By making labor artificially expensive, the employer, who is seeking to maximize profits, will be able to hire fewer workers for the same price. To make matters worse, by getting revenue from wages, the government is short-circuiting the power of the market, distorting it by weakening consumer power. With cheaper labor overseas, business strategies based on mass consumption will find it more profitable to relocate. Band-Aid measures to keep industries in the United States that use income tax revenue to subsidize corporations directly—through tax breaks or through subsidized natural resource pricing—merely corrupt the market, the government and the environment.

America's post-war economy is clearly not dead; it's pathological—and that is worse. Finding better social safety nets is foolish if the majority of Americans will need them. Promoting democracy abroad with millions of dollars is useless if oil is corrupting governments with billions. Democrats need a plan for overhauling our market economy so that it is aligned in a positive relationship with our social and strategic objectives. The time for tweaking is past.

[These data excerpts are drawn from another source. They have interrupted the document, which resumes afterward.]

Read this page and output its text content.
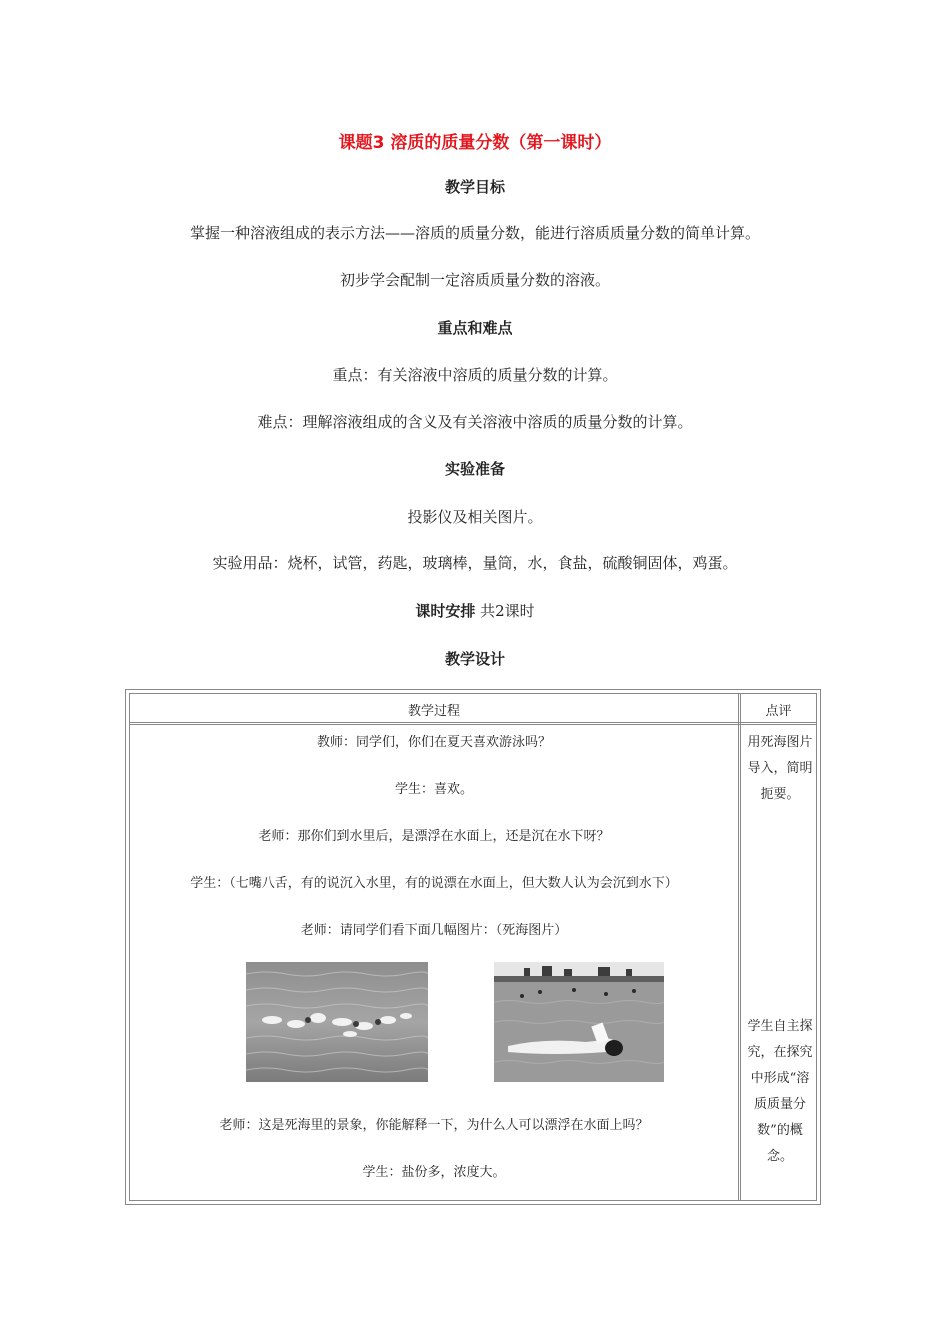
课题3 溶质的质量分数（第一课时）
教学目标
掌握一种溶液组成的表示方法——溶质的质量分数，能进行溶质质量分数的简单计算。
初步学会配制一定溶质质量分数的溶液。
重点和难点
重点：有关溶液中溶质的质量分数的计算。
难点：理解溶液组成的含义及有关溶液中溶质的质量分数的计算。
实验准备
投影仪及相关图片。
实验用品：烧杯，试管，药匙，玻璃棒，量筒，水，食盐，硫酸铜固体，鸡蛋。
课时安排 共2课时
教学设计
教学过程	点评
教师：同学们，你们在夏天喜欢游泳吗？
学生：喜欢。
老师：那你们到水里后，是漂浮在水面上，还是沉在水下呀？
学生：（七嘴八舌，有的说沉入水里，有的说漂在水面上，但大数人认为会沉到水下）
老师：请同学们看下面几幅图片：（死海图片）
老师：这是死海里的景象，你能解释一下，为什么人可以漂浮在水面上吗？
学生：盐份多，浓度大。
用死海图片
导入，简明
扼要。
学生自主探
究，在探究
中形成“溶
质质量分
数”的概
念。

The Mother Of All Contrasts

Realigning our economic system with our social and national security will mean eliminating the tax on all but the wealthiest Americans while shifting it to what we're wasting: energy and resources. Pioneers like Rocky Mountain Institute and Redefining Progress are already figuring out how. With employment increasing, consumers empowered and prices aligned with our nation's goals, America will be poised for a new boom. A sustainable America will break down the barriers keeping global trade low and global poverty high.  

The political implications of this line of reasoning are significant. The Democrats would be able to abandon fossil fuels, sprawl, income tax and corporate subsidies to the GOP. Let them defend the old system that is weakening America and threatening its shores.

The thinking that dominated the 2004 election—and every election since 1964—cannot be allowed to dominate the efforts of the next four years. America needs a new narrative, a new vision and a new strategy to make it possible. It's the next American Revolution, and we have to start working on it now. It is vision that will win votes in 2008—and we need to start investing.